The solution is challenging but feasible: Anyone aspiring to be a university administrator, at any level, should be required to complete a one-year program in University Administration. In addition to a course in Conflict Resolution, the program would offer courses in Administrative Ethics, Communication, Academic Freedom, University Finances, Democratic Administration, Research, Teaching, Public Relations, etc. That might help us back to first things first.
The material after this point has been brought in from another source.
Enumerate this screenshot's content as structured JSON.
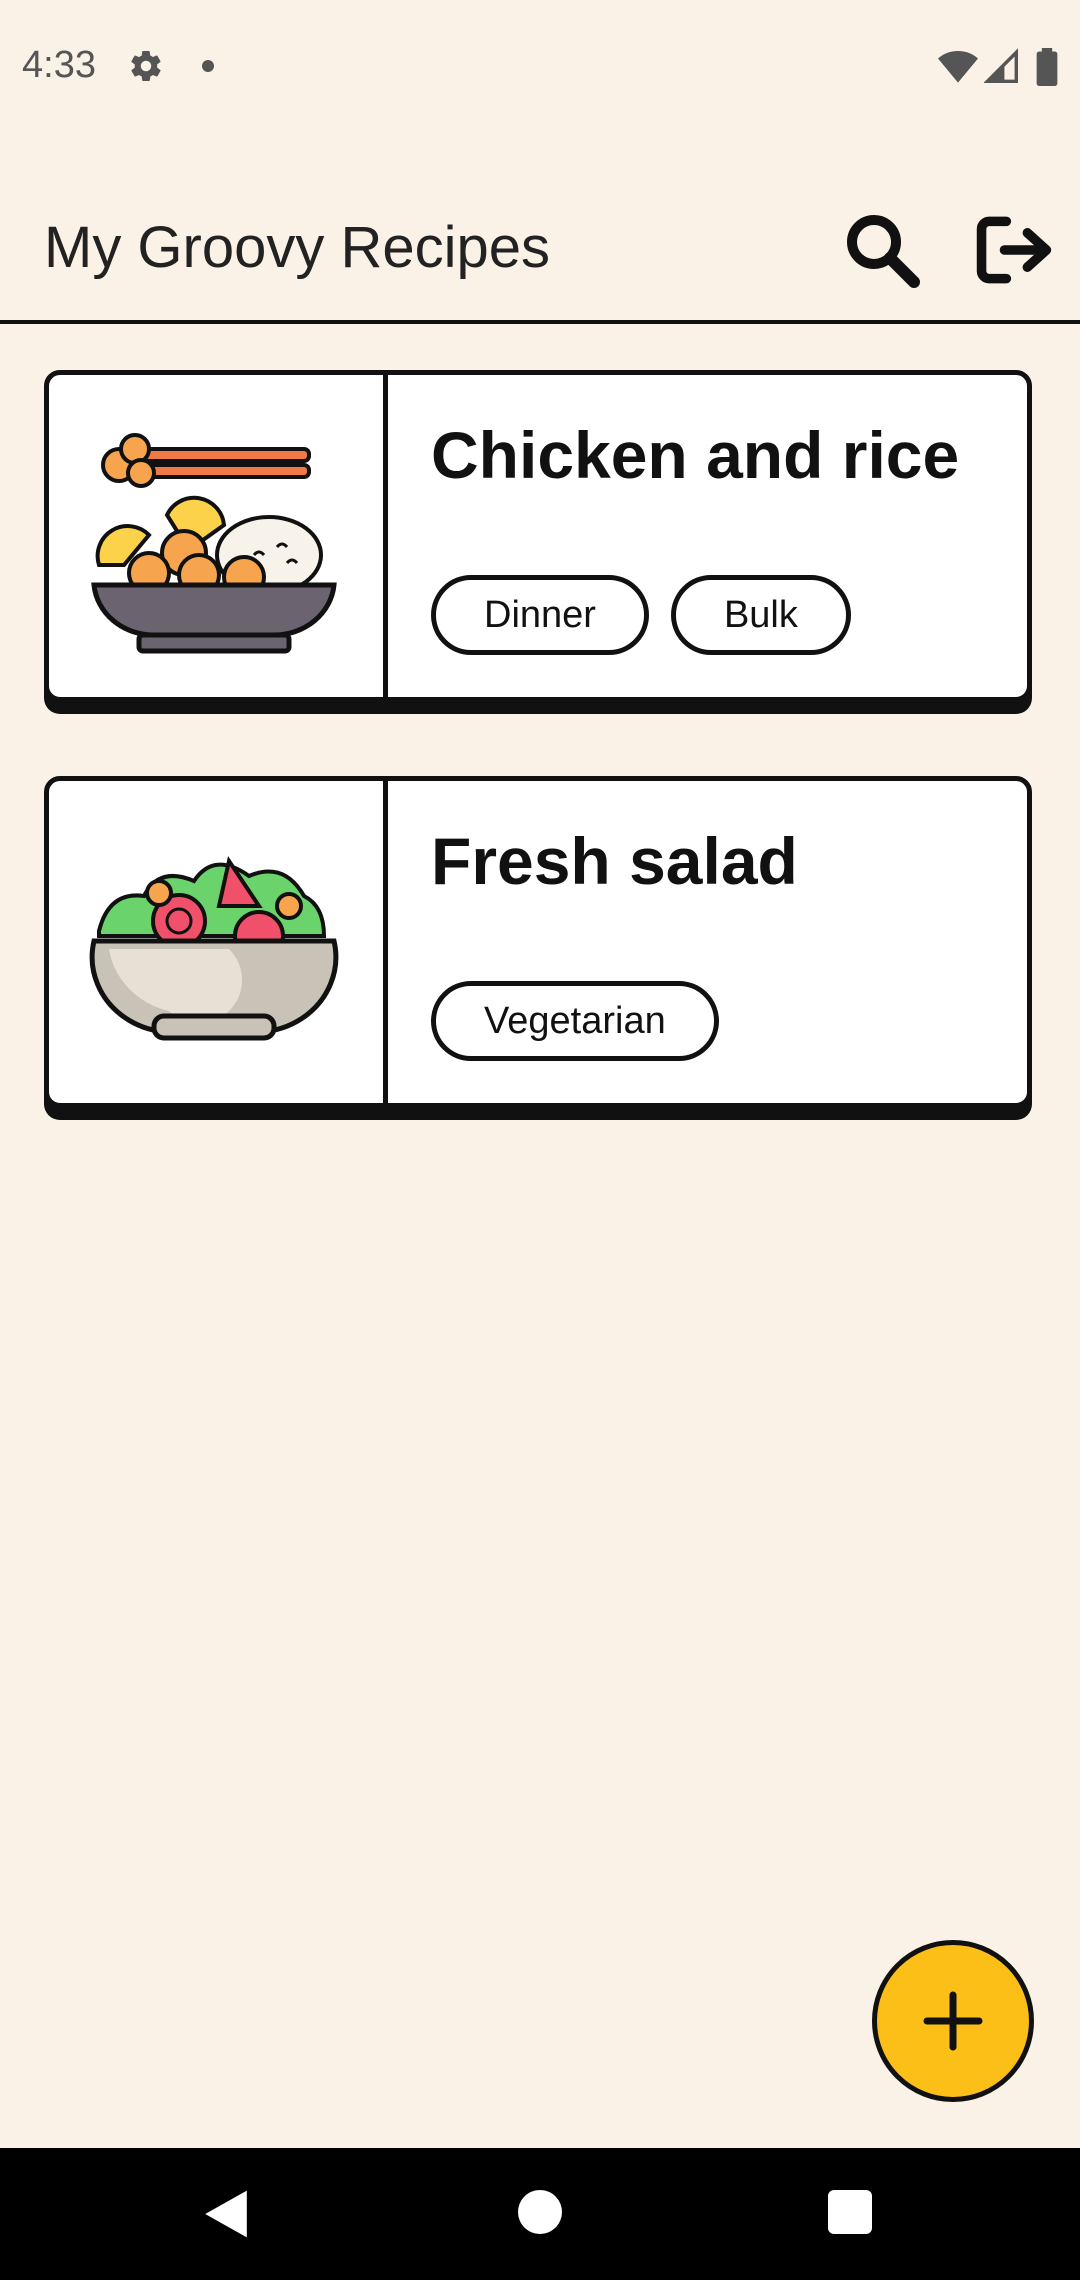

Additional commentary by Heinz Klatt

If I were to attend the CAUT conference, I would be looking on the programme for talks that deal with the other half of the issue: the "Difficult Administration." For any academic body to meet and dwell upon the problems that are created by some members of its own group, without dealing with the problems that are created by those who warrant the existence of the group, assumes innocence on one side and guilt on the other.

Difficult means irksome for someone who feels justified to consider himself without reproach, yet one set of idiosyncrasies conditions another one. In a two-day conference there should be space and time for a more balanced approach such as "The Difficult Professor vs. the Difficult Administration." If we do not remind ourselves constantly that most often "difficult" professors are made "difficult" by the institution rather than born or hired as such, then we grant management undeserved immunity and prejudge the guilt of the so-called difficult professor.


Additional commentary by John Mueller

It is a sign of the times that one has to remind people, as Westhues does, to focus on the issue that is raised rather than the person raising it, that is, to partialize and depersonalize the alleged problem. Accusations of racism or sexism, protestations of hurt feelings, and so forth, have become the easy way out in terms of dismissing challenges to conventional wisdom. Their advantage is that they avoid confronting the accuracy of a challenge, whether the challenge is to the status quo, resistance to some fashionable change, or a mere request for accountability.

The difficult professor seems another convenient stereotype in support of intellectual and managerial sloth. As such it avoids the unpleasant prospect that perhaps the messenger is correct, that perhaps it is the workplace or manager that is difficult or even pathological rather than the worker. Recent research on burnout suggests that far more responsibility deserves to be placed on unhealthy aspects of the workplace rather than shortcomings in the worker (see C. Maslach & M. P. Leiter, The Truth about Burnout, Jossey-Bass, 1997). Are there similar reasons to believe that difficult professors are symptoms of workplace problems rather than the causes?

The surest way to corrupt a youth
is to instruct him to hold in higher esteem
those who think alike than those who think differently.